# Birth Defects for Nebraska - EPHTracking Fall 2024 Data Call
- Babak J.Fard -- October 2024

This notebook shows the steps in creating the Birth Defects (BD) datasets-as required by the Tracking How-To-Guide (HTG) and Data Dictionary- from the raw datasets. Since the format of the raw dataset maybe very specific and different from other states (even from the future BD datasets) no separate python code (.py file) is created. The user is suggested to consider the potential differences and changes for use with other datasets. The notebook is reorganized into four sections to be easy to follow.

* All cell outputs that may contain detailed level health data are removed.

In [None]:
# Import the libraries for data validation
import numpy as np
import pandas as pd


from libraries import general as ge


import os
os.chdir('/Users/babak.jfard/projects/EPHTracking')

## 1. Preparing the Birth Defects Data
This year, the provided data were in the final format, including nine columns of the required finalized columns to submit. In the last data submission cycle (2023), we had received the raw birth defects data. The process are available in `Birth_Defects_2023.ipynb`. To make sure that the provided birth defects values match with the last year data for the common years (2005 to 2021), we compared our finalized birth defects data with the data we received. The steps are in `Birth_Defects_2024_vs_2023.ipynb`.

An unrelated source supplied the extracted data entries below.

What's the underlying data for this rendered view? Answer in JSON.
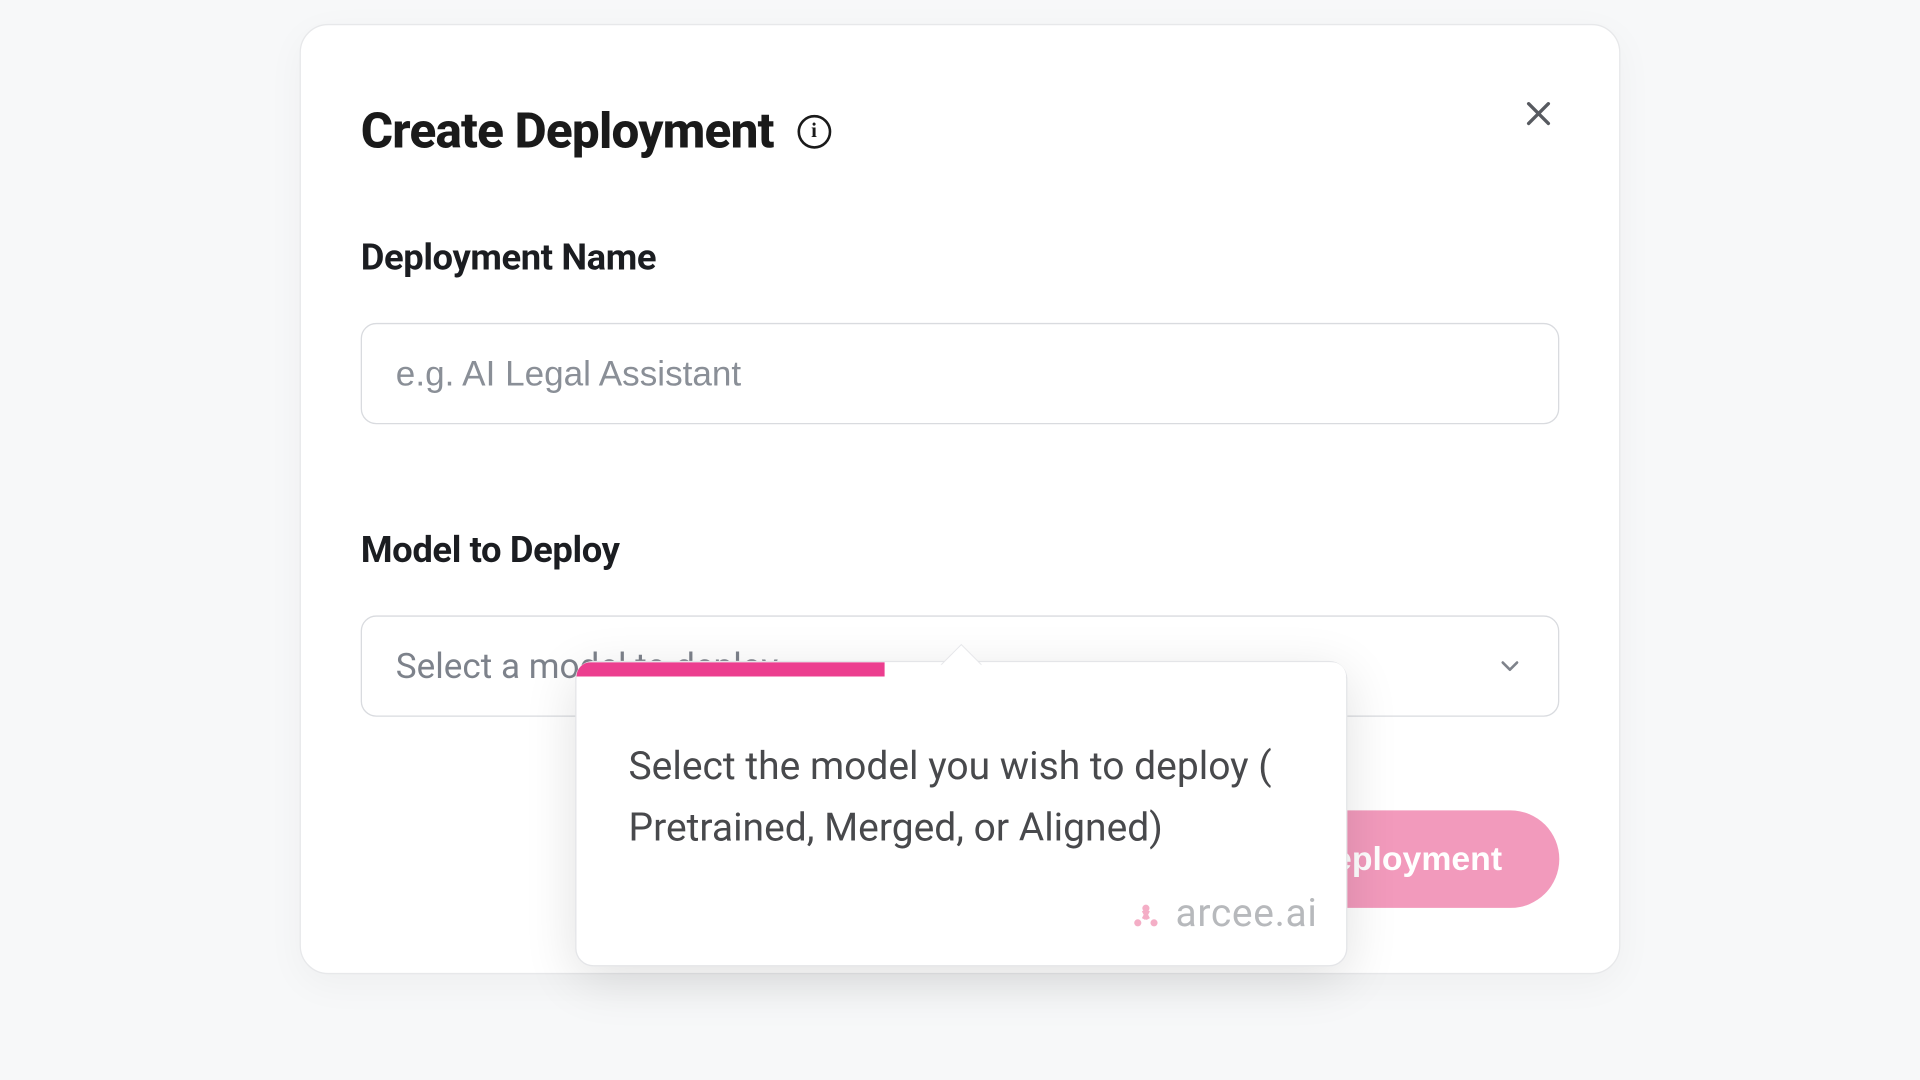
{
  "modal": {
    "title": "Create Deployment",
    "close_aria": "Close"
  },
  "name_field": {
    "label": "Deployment Name",
    "placeholder": "e.g. AI Legal Assistant",
    "value": ""
  },
  "model_field": {
    "label": "Model to Deploy",
    "placeholder": "Select a model to deploy"
  },
  "submit": {
    "label": "Create Deployment"
  },
  "tooltip": {
    "text": "Select the model you wish to deploy ( Pretrained, Merged, or Aligned)",
    "progress_pct": 40,
    "brand": "arcee.ai"
  },
  "colors": {
    "accent_pink": "#ec3e8f",
    "button_pink": "#f29abc",
    "brand_pink": "#f4aec6"
  }
}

Below, we just calculate the two columns of `LBWBD` and `LBFDTWD` following the How-to-Guide.

In [None]:
# Reading all the provided .XLSX files into one dataframe

# Directory containing the .xlsx files
# folder_path = 'Data/BirthDefects_09192024'
folder_path = 'Data/BirthDefects_09192024/final'

# Initialize an empty list to store DataFrames
data_frames = []

# Iterate through all files in the directory
for file_name in os.listdir(folder_path):
    if file_name.endswith('.xlsx'):  
        file_path = os.path.join(folder_path, file_name)
        
        # Try to read the .xlsx file
        try:
            df = pd.read_excel(file_path, sheet_name=0)  # Read the first sheet
            data_frames.append(df)
        except Exception as e:
            print(f"Error reading {file_name}: {e}")

# Concatenate all DataFrames into one
bd_2024 = pd.concat(data_frames, ignore_index=True)

In [None]:
# Total births with a detected birth defect for each group
group_by = ['BirthDefect', 'County', 'StartDate', 'EndDate','MaternalAgeGroup', 'MaternalEthnicity', 'MaternalRace',
                   'InfantSex']

bd_2024_final = bd_2024.groupby(group_by, as_index=False).agg(LBWBD=('LiveBirth', lambda x: (x == 'Y').sum()),
                                           LBFDTWD=('LiveBirth', 'size')).reset_index()



In [None]:
# Saving the finalized birth defects file
bd_2024_final.to_csv('Data/BirthDefects_09192024/Birth_Dfects_2024.csv', index=False)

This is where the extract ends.